After winning last year’s championship inside an empty Edmonton bubble, they’ll get the chance to go back-to-back at a sold-out Amalie Arena on Wednesday night.
There was obviously some disappointment at failing to finish off the sweep, especially with the golden opportunities they had to do it. But there wasn’t anything approaching concern in the tone Cooper, Victor Hedman and Barclay Goodrow conveyed during their media interviews.
“That was a close game overall. They were playing for their lives and they really brought it,” said Hedman. “We’ll recharge our batteries and get ready for next game.”
“In the past we’ve done a good job of leaving the previous game in the past if we’re coming off a loss,” added Goodrow. “I think we have a great leadership group that gets our minds in the right spot and this game’s over and done with and we’re moving on to Game 5.”
The minds will only start to race if Montreal can get the next one since it will force Tampa into uncharted territory: The Lightning haven’t lost consecutive playoff games since 2019.
Should they look back over Game 4, special teams will be a point of emphasis. The Canadiens stellar penalty kill kept them to 0-for-5 with the man advantage, including the season-saving, double-minor Shea Weber took at 18:59 of the third period for cutting Ondrej Palat with a high-stick.
Otherwise the indicators were pretty strongly in their favour — the Lightning took 61 per cent of the even-strength shot attempts and owned 78 per cent of the high-danger chances, according to naturalstattrick.com.
They were on the right side of the expected goals, just not the actual ones.

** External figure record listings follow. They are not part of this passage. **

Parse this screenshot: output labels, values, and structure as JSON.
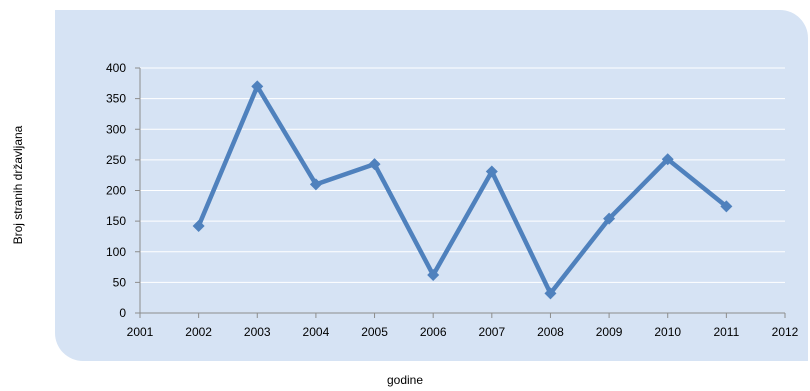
{
  "chart_data": {
    "type": "line",
    "title": "",
    "xlabel": "godine",
    "ylabel": "Broj stranih državljana",
    "x_ticks": [
      "2001",
      "2002",
      "2003",
      "2004",
      "2005",
      "2006",
      "2007",
      "2008",
      "2009",
      "2010",
      "2011",
      "2012"
    ],
    "y_ticks": [
      "0",
      "50",
      "100",
      "150",
      "200",
      "250",
      "300",
      "350",
      "400"
    ],
    "xlim": [
      2001,
      2012
    ],
    "ylim": [
      0,
      400
    ],
    "grid": true,
    "legend": "none",
    "series": [
      {
        "color": "#4f81bd",
        "x": [
          2002,
          2003,
          2004,
          2005,
          2006,
          2007,
          2008,
          2009,
          2010,
          2011
        ],
        "y": [
          142,
          370,
          210,
          243,
          62,
          231,
          32,
          154,
          251,
          174
        ]
      }
    ]
  },
  "colors": {
    "panel_background": "#d6e3f4",
    "gridline": "#ffffff",
    "line": "#4f81bd"
  }
}
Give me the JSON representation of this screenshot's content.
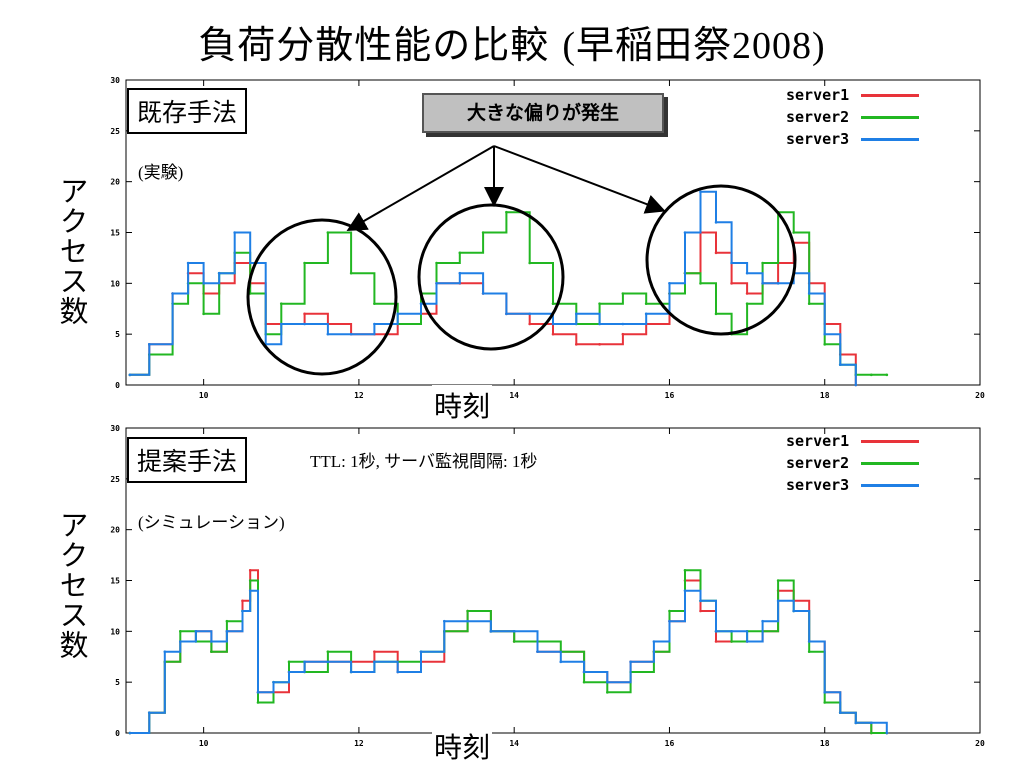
{
  "title": {
    "jp": "負荷分散性能の比較",
    "paren": "(早稲田祭2008)"
  },
  "callout": "大きな偏りが発生",
  "colors": {
    "server1": "#e8333a",
    "server2": "#22b722",
    "server3": "#1f7fe5"
  },
  "panels": [
    {
      "method": "既存手法",
      "note": "(実験)",
      "params": "",
      "ylabel": "アクセス数",
      "xlabel": "時刻",
      "legend": [
        "server1",
        "server2",
        "server3"
      ]
    },
    {
      "method": "提案手法",
      "note": "(シミュレーション)",
      "params": "TTL: 1秒,  サーバ監視間隔: 1秒",
      "ylabel": "アクセス数",
      "xlabel": "時刻",
      "legend": [
        "server1",
        "server2",
        "server3"
      ]
    }
  ],
  "chart_data": [
    {
      "type": "line",
      "title": "",
      "xlabel": "時刻",
      "ylabel": "アクセス数",
      "xlim": [
        9,
        20
      ],
      "ylim": [
        0,
        30
      ],
      "xticks": [
        10,
        12,
        14,
        16,
        18,
        20
      ],
      "yticks": [
        0,
        5,
        10,
        15,
        20,
        25,
        30
      ],
      "legend_position": "top-right",
      "series": [
        {
          "name": "server1",
          "x": [
            9.05,
            9.3,
            9.6,
            9.8,
            10.0,
            10.2,
            10.4,
            10.6,
            10.8,
            11.0,
            11.3,
            11.6,
            11.9,
            12.2,
            12.5,
            12.8,
            13.0,
            13.3,
            13.6,
            13.9,
            14.2,
            14.5,
            14.8,
            15.1,
            15.4,
            15.7,
            16.0,
            16.2,
            16.4,
            16.6,
            16.8,
            17.0,
            17.2,
            17.4,
            17.6,
            17.8,
            18.0,
            18.2,
            18.4
          ],
          "y": [
            1,
            4,
            9,
            11,
            9,
            10,
            12,
            10,
            6,
            6,
            7,
            6,
            5,
            5,
            6,
            7,
            10,
            10,
            9,
            7,
            6,
            5,
            4,
            4,
            5,
            6,
            9,
            11,
            15,
            13,
            10,
            9,
            10,
            12,
            14,
            10,
            6,
            3,
            0
          ]
        },
        {
          "name": "server2",
          "x": [
            9.05,
            9.3,
            9.6,
            9.8,
            10.0,
            10.2,
            10.4,
            10.6,
            10.8,
            11.0,
            11.3,
            11.6,
            11.9,
            12.2,
            12.5,
            12.8,
            13.0,
            13.3,
            13.6,
            13.9,
            14.2,
            14.5,
            14.8,
            15.1,
            15.4,
            15.7,
            16.0,
            16.2,
            16.4,
            16.6,
            16.8,
            17.0,
            17.2,
            17.4,
            17.6,
            17.8,
            18.0,
            18.2,
            18.4,
            18.6,
            18.8
          ],
          "y": [
            1,
            3,
            8,
            10,
            7,
            11,
            13,
            9,
            5,
            8,
            12,
            15,
            11,
            8,
            6,
            9,
            12,
            13,
            15,
            17,
            12,
            8,
            6,
            8,
            9,
            8,
            9,
            11,
            10,
            7,
            5,
            8,
            12,
            17,
            15,
            8,
            4,
            2,
            1,
            1,
            1
          ]
        },
        {
          "name": "server3",
          "x": [
            9.05,
            9.3,
            9.6,
            9.8,
            10.0,
            10.2,
            10.4,
            10.6,
            10.8,
            11.0,
            11.3,
            11.6,
            11.9,
            12.2,
            12.5,
            12.8,
            13.0,
            13.3,
            13.6,
            13.9,
            14.2,
            14.5,
            14.8,
            15.1,
            15.4,
            15.7,
            16.0,
            16.2,
            16.4,
            16.6,
            16.8,
            17.0,
            17.2,
            17.4,
            17.6,
            17.8,
            18.0,
            18.2,
            18.4
          ],
          "y": [
            1,
            4,
            9,
            12,
            10,
            11,
            15,
            12,
            4,
            6,
            6,
            5,
            5,
            6,
            7,
            8,
            10,
            11,
            9,
            7,
            7,
            6,
            7,
            6,
            6,
            7,
            10,
            15,
            19,
            16,
            12,
            11,
            10,
            10,
            11,
            9,
            5,
            2,
            0
          ]
        }
      ]
    },
    {
      "type": "line",
      "title": "",
      "xlabel": "時刻",
      "ylabel": "アクセス数",
      "xlim": [
        9,
        20
      ],
      "ylim": [
        0,
        30
      ],
      "xticks": [
        10,
        12,
        14,
        16,
        18,
        20
      ],
      "yticks": [
        0,
        5,
        10,
        15,
        20,
        25,
        30
      ],
      "legend_position": "top-right",
      "series": [
        {
          "name": "server1",
          "x": [
            9.05,
            9.3,
            9.5,
            9.7,
            9.9,
            10.1,
            10.3,
            10.5,
            10.6,
            10.7,
            10.9,
            11.1,
            11.3,
            11.6,
            11.9,
            12.2,
            12.5,
            12.8,
            13.1,
            13.4,
            13.7,
            14.0,
            14.3,
            14.6,
            14.9,
            15.2,
            15.5,
            15.8,
            16.0,
            16.2,
            16.4,
            16.6,
            16.8,
            17.0,
            17.2,
            17.4,
            17.6,
            17.8,
            18.0,
            18.2,
            18.4,
            18.6,
            18.8
          ],
          "y": [
            0,
            2,
            7,
            9,
            10,
            8,
            10,
            13,
            16,
            4,
            4,
            6,
            7,
            7,
            7,
            8,
            6,
            7,
            10,
            12,
            10,
            9,
            8,
            8,
            6,
            5,
            7,
            8,
            11,
            15,
            12,
            9,
            9,
            9,
            10,
            14,
            13,
            9,
            4,
            2,
            1,
            0,
            0
          ]
        },
        {
          "name": "server2",
          "x": [
            9.05,
            9.3,
            9.5,
            9.7,
            9.9,
            10.1,
            10.3,
            10.5,
            10.6,
            10.7,
            10.9,
            11.1,
            11.3,
            11.6,
            11.9,
            12.2,
            12.5,
            12.8,
            13.1,
            13.4,
            13.7,
            14.0,
            14.3,
            14.6,
            14.9,
            15.2,
            15.5,
            15.8,
            16.0,
            16.2,
            16.4,
            16.6,
            16.8,
            17.0,
            17.2,
            17.4,
            17.6,
            17.8,
            18.0,
            18.2,
            18.4,
            18.6,
            18.8
          ],
          "y": [
            0,
            2,
            7,
            10,
            9,
            8,
            11,
            12,
            15,
            3,
            5,
            7,
            6,
            8,
            6,
            7,
            7,
            8,
            10,
            12,
            10,
            9,
            9,
            8,
            5,
            4,
            6,
            8,
            12,
            16,
            13,
            10,
            9,
            10,
            10,
            15,
            12,
            8,
            3,
            2,
            1,
            0,
            0
          ]
        },
        {
          "name": "server3",
          "x": [
            9.05,
            9.3,
            9.5,
            9.7,
            9.9,
            10.1,
            10.3,
            10.5,
            10.6,
            10.7,
            10.9,
            11.1,
            11.3,
            11.6,
            11.9,
            12.2,
            12.5,
            12.8,
            13.1,
            13.4,
            13.7,
            14.0,
            14.3,
            14.6,
            14.9,
            15.2,
            15.5,
            15.8,
            16.0,
            16.2,
            16.4,
            16.6,
            16.8,
            17.0,
            17.2,
            17.4,
            17.6,
            17.8,
            18.0,
            18.2,
            18.4,
            18.6,
            18.8
          ],
          "y": [
            0,
            2,
            8,
            9,
            10,
            9,
            10,
            12,
            14,
            4,
            5,
            6,
            7,
            7,
            6,
            7,
            6,
            8,
            11,
            11,
            10,
            10,
            8,
            7,
            6,
            5,
            7,
            9,
            11,
            14,
            13,
            10,
            10,
            9,
            11,
            13,
            12,
            9,
            4,
            2,
            1,
            1,
            0
          ]
        }
      ]
    }
  ]
}
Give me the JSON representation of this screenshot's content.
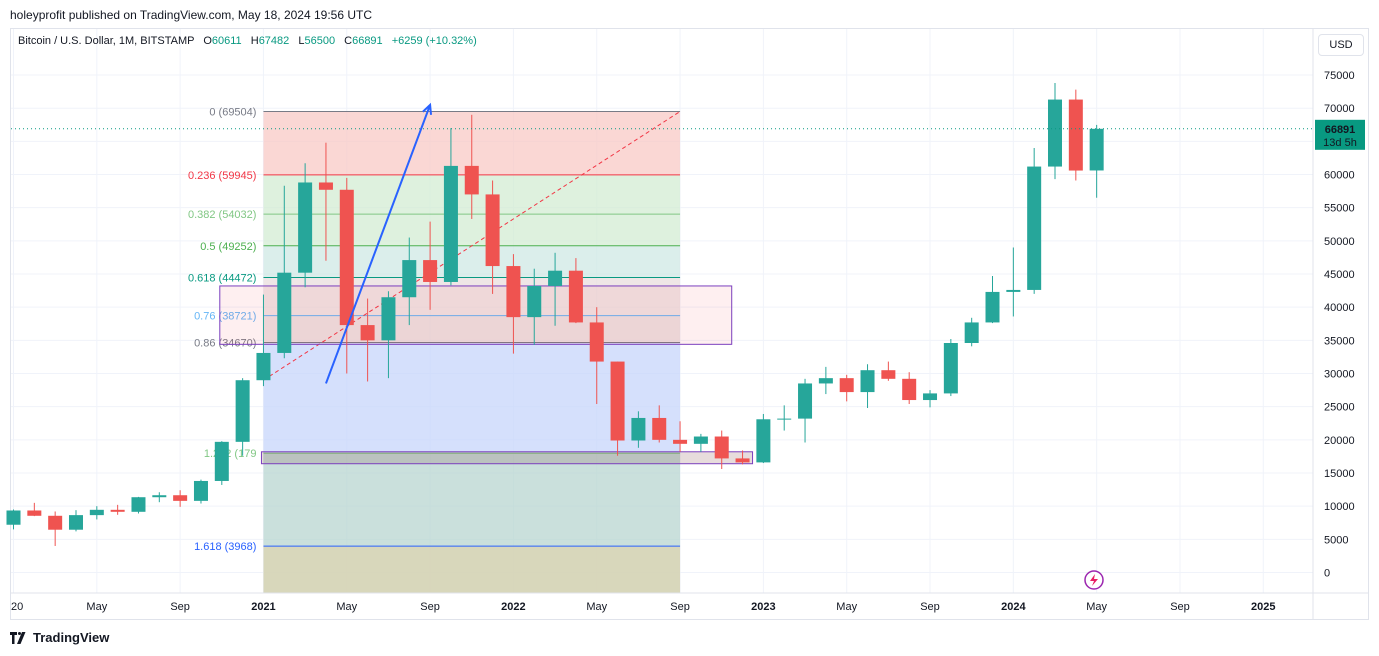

“What could we have done different? Probably not hit as many posts as we hit,” said Cooper. “The puck’s been going in for us and tonight they didn’t. Did I think we generated enough chances to score? I did, and they didn’t go in.
“Sometimes that happens. Sometimes you play pretty good and it’s a break here or a break there that just didn’t go your way and you have to keep fighting through it.”
Cooper pointed out that they’ve kept their mettle under similar circumstances in the past, whether it was missing out on a chance in Game 5 against Dallas during last year’s Stanley Cup Final or failing to convert Game 6 last round against the New York Islanders.
On both occasions, they got the job done in clinical fashion at the next available opportunity.
That opportunity comes with a chance to make the mayor’s comments look more like prophecy than a jinx. They’re ready to party down here, hurricane be damned. They just need a reason.
“Our fans deserve this, but there’s no guarantees,” said Cooper. “It’s weird. Maybe it’s set up. Maybe this was the way it was meant to be and that’s how it’s going to play out.
“Two teams still got to play the games and the game’s decided in the trenches and hopefully we can give our fans a gift.”